Gujarat's wounds should be slowly healing. Instead, new injuries are being inflicted daily. Muslims brave enough to come back are finding they're not welcome even in towns and villages they've called home for generations. Many have been told that their only chance of regaining a normal life is to withdraw accusations of rape and murder against their neighbors. Pandarwada is a typical case. In March, the marauding mobs tried to shield their faces but were recognized anyway, and some 90 criminal complaints have been filed, though no arrests have yet been made. Headman Anilbhai Manubhai Modi is among the accused, but his uncle initially denies that at least 27 Muslims were killed in their 600-family farming village, then relents, explaining darkly that there were "reasons." Other Hindus, when questioned, merely mutter vaguely about "God's will." The returning Muslims don't know where this leaves them. "We lived together quite happily," recalls farmer Faiz Mohammad Khan. The change precedes the slaughters of February and March: several years back, some prominent Hindus in the village began organizing meetings of the Vishwa Hindu Parishad (VHP), extremist champions of India's ruling Bharatiya Janata Party (BJP). "They came here and talked about Muslims, how all of us have weapons, and that Hindus had to protect themselves," says Khan. "Now no one cares about us and we have no faith in them. But we have nowhere else to go."

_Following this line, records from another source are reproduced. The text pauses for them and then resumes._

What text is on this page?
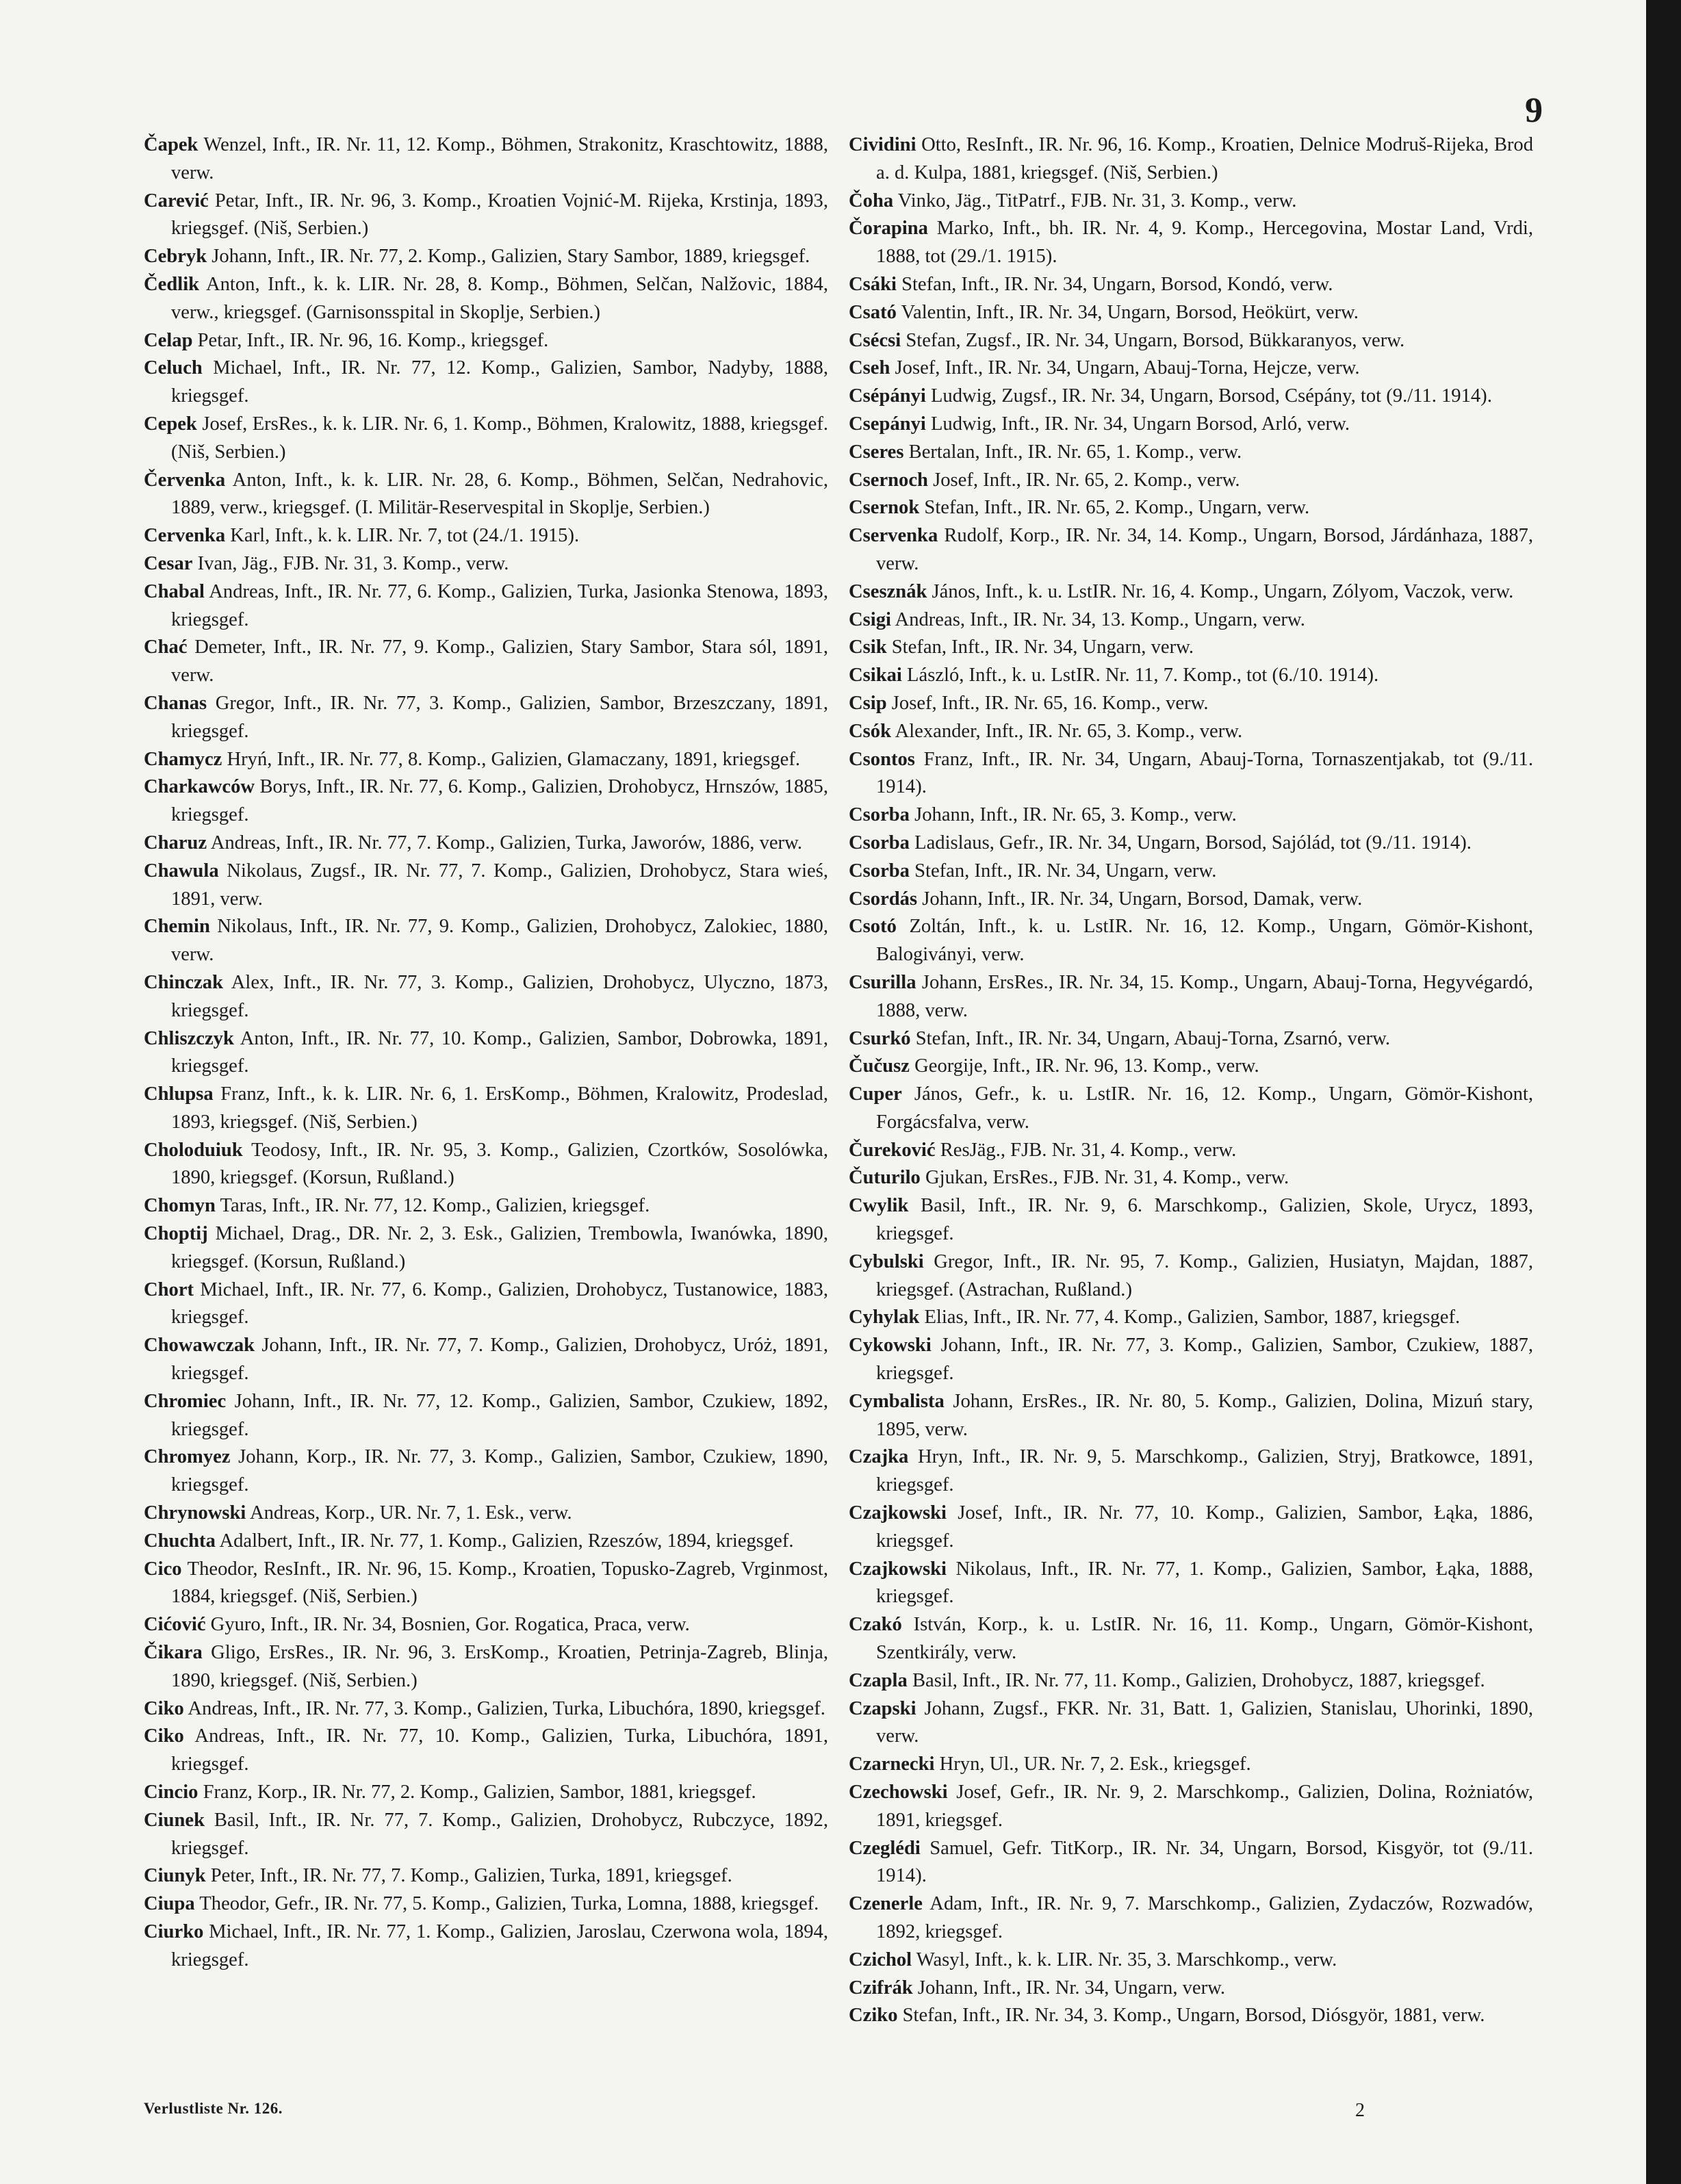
9
Čapek Wenzel, Inft., IR. Nr. 11, 12. Komp., Böhmen, Strakonitz, Kraschtowitz, 1888, verw.
Carević Petar, Inft., IR. Nr. 96, 3. Komp., Kroatien Vojnić-M. Rijeka, Krstinja, 1893, kriegsgef. (Niš, Serbien.)
Cebryk Johann, Inft., IR. Nr. 77, 2. Komp., Galizien, Stary Sambor, 1889, kriegsgef.
Čedlik Anton, Inft., k. k. LIR. Nr. 28, 8. Komp., Böhmen, Selčan, Nalžovic, 1884, verw., kriegsgef. (Garnisonsspital in Skoplje, Serbien.)
Celap Petar, Inft., IR. Nr. 96, 16. Komp., kriegsgef.
Celuch Michael, Inft., IR. Nr. 77, 12. Komp., Galizien, Sambor, Nadyby, 1888, kriegsgef.
Cepek Josef, ErsRes., k. k. LIR. Nr. 6, 1. Komp., Böhmen, Kralowitz, 1888, kriegsgef. (Niš, Serbien.)
Červenka Anton, Inft., k. k. LIR. Nr. 28, 6. Komp., Böhmen, Selčan, Nedrahovic, 1889, verw., kriegsgef. (I. Militär-Reservespital in Skoplje, Serbien.)
Cervenka Karl, Inft., k. k. LIR. Nr. 7, tot (24./1. 1915).
Cesar Ivan, Jäg., FJB. Nr. 31, 3. Komp., verw.
Chabal Andreas, Inft., IR. Nr. 77, 6. Komp., Galizien, Turka, Jasionka Stenowa, 1893, kriegsgef.
Chać Demeter, Inft., IR. Nr. 77, 9. Komp., Galizien, Stary Sambor, Stara sól, 1891, verw.
Chanas Gregor, Inft., IR. Nr. 77, 3. Komp., Galizien, Sambor, Brzeszczany, 1891, kriegsgef.
Chamycz Hryń, Inft., IR. Nr. 77, 8. Komp., Galizien, Glamaczany, 1891, kriegsgef.
Charkawców Borys, Inft., IR. Nr. 77, 6. Komp., Galizien, Drohobycz, Hrnszów, 1885, kriegsgef.
Charuz Andreas, Inft., IR. Nr. 77, 7. Komp., Galizien, Turka, Jaworów, 1886, verw.
Chawula Nikolaus, Zugsf., IR. Nr. 77, 7. Komp., Galizien, Drohobycz, Stara wieś, 1891, verw.
Chemin Nikolaus, Inft., IR. Nr. 77, 9. Komp., Galizien, Drohobycz, Zalokiec, 1880, verw.
Chinczak Alex, Inft., IR. Nr. 77, 3. Komp., Galizien, Drohobycz, Ulyczno, 1873, kriegsgef.
Chliszczyk Anton, Inft., IR. Nr. 77, 10. Komp., Galizien, Sambor, Dobrowka, 1891, kriegsgef.
Chlupsa Franz, Inft., k. k. LIR. Nr. 6, 1. ErsKomp., Böhmen, Kralowitz, Prodeslad, 1893, kriegsgef. (Niš, Serbien.)
Choloduiuk Teodosy, Inft., IR. Nr. 95, 3. Komp., Galizien, Czortków, Sosolówka, 1890, kriegsgef. (Korsun, Rußland.)
Chomyn Taras, Inft., IR. Nr. 77, 12. Komp., Galizien, kriegsgef.
Choptij Michael, Drag., DR. Nr. 2, 3. Esk., Galizien, Trembowla, Iwanówka, 1890, kriegsgef. (Korsun, Rußland.)
Chort Michael, Inft., IR. Nr. 77, 6. Komp., Galizien, Drohobycz, Tustanowice, 1883, kriegsgef.
Chowawczak Johann, Inft., IR. Nr. 77, 7. Komp., Galizien, Drohobycz, Uróż, 1891, kriegsgef.
Chromiec Johann, Inft., IR. Nr. 77, 12. Komp., Galizien, Sambor, Czukiew, 1892, kriegsgef.
Chromyez Johann, Korp., IR. Nr. 77, 3. Komp., Galizien, Sambor, Czukiew, 1890, kriegsgef.
Chrynowski Andreas, Korp., UR. Nr. 7, 1. Esk., verw.
Chuchta Adalbert, Inft., IR. Nr. 77, 1. Komp., Galizien, Rzeszów, 1894, kriegsgef.
Cico Theodor, ResInft., IR. Nr. 96, 15. Komp., Kroatien, Topusko-Zagreb, Vrginmost, 1884, kriegsgef. (Niš, Serbien.)
Cićović Gyuro, Inft., IR. Nr. 34, Bosnien, Gor. Rogatica, Praca, verw.
Čikara Gligo, ErsRes., IR. Nr. 96, 3. ErsKomp., Kroatien, Petrinja-Zagreb, Blinja, 1890, kriegsgef. (Niš, Serbien.)
Ciko Andreas, Inft., IR. Nr. 77, 3. Komp., Galizien, Turka, Libuchóra, 1890, kriegsgef.
Ciko Andreas, Inft., IR. Nr. 77, 10. Komp., Galizien, Turka, Libuchóra, 1891, kriegsgef.
Cincio Franz, Korp., IR. Nr. 77, 2. Komp., Galizien, Sambor, 1881, kriegsgef.
Ciunek Basil, Inft., IR. Nr. 77, 7. Komp., Galizien, Drohobycz, Rubczyce, 1892, kriegsgef.
Ciunyk Peter, Inft., IR. Nr. 77, 7. Komp., Galizien, Turka, 1891, kriegsgef.
Ciupa Theodor, Gefr., IR. Nr. 77, 5. Komp., Galizien, Turka, Lomna, 1888, kriegsgef.
Ciurko Michael, Inft., IR. Nr. 77, 1. Komp., Galizien, Jaroslau, Czerwona wola, 1894, kriegsgef.
Cividini Otto, ResInft., IR. Nr. 96, 16. Komp., Kroatien, Delnice Modruš-Rijeka, Brod a. d. Kulpa, 1881, kriegsgef. (Niš, Serbien.)
Čoha Vinko, Jäg., TitPatrf., FJB. Nr. 31, 3. Komp., verw.
Čorapina Marko, Inft., bh. IR. Nr. 4, 9. Komp., Hercegovina, Mostar Land, Vrdi, 1888, tot (29./1. 1915).
Csáki Stefan, Inft., IR. Nr. 34, Ungarn, Borsod, Kondó, verw.
Csató Valentin, Inft., IR. Nr. 34, Ungarn, Borsod, Heökürt, verw.
Csécsi Stefan, Zugsf., IR. Nr. 34, Ungarn, Borsod, Bükkaranyos, verw.
Cseh Josef, Inft., IR. Nr. 34, Ungarn, Abauj-Torna, Hejcze, verw.
Csépányi Ludwig, Zugsf., IR. Nr. 34, Ungarn, Borsod, Csépány, tot (9./11. 1914).
Csepányi Ludwig, Inft., IR. Nr. 34, Ungarn Borsod, Arló, verw.
Cseres Bertalan, Inft., IR. Nr. 65, 1. Komp., verw.
Csernoch Josef, Inft., IR. Nr. 65, 2. Komp., verw.
Csernok Stefan, Inft., IR. Nr. 65, 2. Komp., Ungarn, verw.
Cservenka Rudolf, Korp., IR. Nr. 34, 14. Komp., Ungarn, Borsod, Járdánhaza, 1887, verw.
Csesznák János, Inft., k. u. LstIR. Nr. 16, 4. Komp., Ungarn, Zólyom, Vaczok, verw.
Csigi Andreas, Inft., IR. Nr. 34, 13. Komp., Ungarn, verw.
Csik Stefan, Inft., IR. Nr. 34, Ungarn, verw.
Csikai László, Inft., k. u. LstIR. Nr. 11, 7. Komp., tot (6./10. 1914).
Csip Josef, Inft., IR. Nr. 65, 16. Komp., verw.
Csók Alexander, Inft., IR. Nr. 65, 3. Komp., verw.
Csontos Franz, Inft., IR. Nr. 34, Ungarn, Abauj-Torna, Tornaszentjakab, tot (9./11. 1914).
Csorba Johann, Inft., IR. Nr. 65, 3. Komp., verw.
Csorba Ladislaus, Gefr., IR. Nr. 34, Ungarn, Borsod, Sajólád, tot (9./11. 1914).
Csorba Stefan, Inft., IR. Nr. 34, Ungarn, verw.
Csordás Johann, Inft., IR. Nr. 34, Ungarn, Borsod, Damak, verw.
Csotó Zoltán, Inft., k. u. LstIR. Nr. 16, 12. Komp., Ungarn, Gömör-Kishont, Balogiványi, verw.
Csurilla Johann, ErsRes., IR. Nr. 34, 15. Komp., Ungarn, Abauj-Torna, Hegyvégardó, 1888, verw.
Csurkó Stefan, Inft., IR. Nr. 34, Ungarn, Abauj-Torna, Zsarnó, verw.
Čučusz Georgije, Inft., IR. Nr. 96, 13. Komp., verw.
Cuper János, Gefr., k. u. LstIR. Nr. 16, 12. Komp., Ungarn, Gömör-Kishont, Forgácsfalva, verw.
Čureković ResJäg., FJB. Nr. 31, 4. Komp., verw.
Čuturilo Gjukan, ErsRes., FJB. Nr. 31, 4. Komp., verw.
Cwylik Basil, Inft., IR. Nr. 9, 6. Marschkomp., Galizien, Skole, Urycz, 1893, kriegsgef.
Cybulski Gregor, Inft., IR. Nr. 95, 7. Komp., Galizien, Husiatyn, Majdan, 1887, kriegsgef. (Astrachan, Rußland.)
Cyhylak Elias, Inft., IR. Nr. 77, 4. Komp., Galizien, Sambor, 1887, kriegsgef.
Cykowski Johann, Inft., IR. Nr. 77, 3. Komp., Galizien, Sambor, Czukiew, 1887, kriegsgef.
Cymbalista Johann, ErsRes., IR. Nr. 80, 5. Komp., Galizien, Dolina, Mizuń stary, 1895, verw.
Czajka Hryn, Inft., IR. Nr. 9, 5. Marschkomp., Galizien, Stryj, Bratkowce, 1891, kriegsgef.
Czajkowski Josef, Inft., IR. Nr. 77, 10. Komp., Galizien, Sambor, Łąka, 1886, kriegsgef.
Czajkowski Nikolaus, Inft., IR. Nr. 77, 1. Komp., Galizien, Sambor, Łąka, 1888, kriegsgef.
Czakó István, Korp., k. u. LstIR. Nr. 16, 11. Komp., Ungarn, Gömör-Kishont, Szentkirály, verw.
Czapla Basil, Inft., IR. Nr. 77, 11. Komp., Galizien, Drohobycz, 1887, kriegsgef.
Czapski Johann, Zugsf., FKR. Nr. 31, Batt. 1, Galizien, Stanislau, Uhorinki, 1890, verw.
Czarnecki Hryn, Ul., UR. Nr. 7, 2. Esk., kriegsgef.
Czechowski Josef, Gefr., IR. Nr. 9, 2. Marschkomp., Galizien, Dolina, Rożniatów, 1891, kriegsgef.
Czeglédi Samuel, Gefr. TitKorp., IR. Nr. 34, Ungarn, Borsod, Kisgyör, tot (9./11. 1914).
Czenerle Adam, Inft., IR. Nr. 9, 7. Marschkomp., Galizien, Zydaczów, Rozwadów, 1892, kriegsgef.
Czichol Wasyl, Inft., k. k. LIR. Nr. 35, 3. Marschkomp., verw.
Czifrák Johann, Inft., IR. Nr. 34, Ungarn, verw.
Cziko Stefan, Inft., IR. Nr. 34, 3. Komp., Ungarn, Borsod, Diósgyör, 1881, verw.
Verlustliste Nr. 126.	2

Adding political insult to injury, Gujarat's top politician, Chief Minister Narendra Modi, dissolved the local legislature in mid-July and called for early elections—to cash in, his political opponents allege, on support from the majority Hindu population in the wake of the violence. (89.5% of the state's population is Hindu and just 8.5% Muslim.) That provoked an uproar in New Delhi's Parliament last week, as the opposition accused the ruling party of backing Modi, the leader of the Gujarat BJP. But Deputy Prime Minister L.K. Advani did not relent. "You abuse a Chief Minister day in and day out and then expect him not to go to the people?" he argued. "The Chief Minister needs a certificate of the people of Gujarat and he will get that." No doubt, analysts say. "The Hindu chauvinist government is looking for the Hindu vote," charges Chunibhai Vaidya of the Gandhi Ashram in Ahmadabad, former home of Mohandas K. Gandhi, a native Gujrati. "They feel what happened, whatever was achieved, was good."

In other words, the violence that began in February and went on until April isn't fading into history. It's a plank in an electoral platform—an ominous sign of how vulnerable Gujarat's Muslims have become. "The system is just not functioning for the Muslims in Gujarat," complains Ahmadabad lawyer Mukul Sinha, a Hindu working to promote secularism in the state.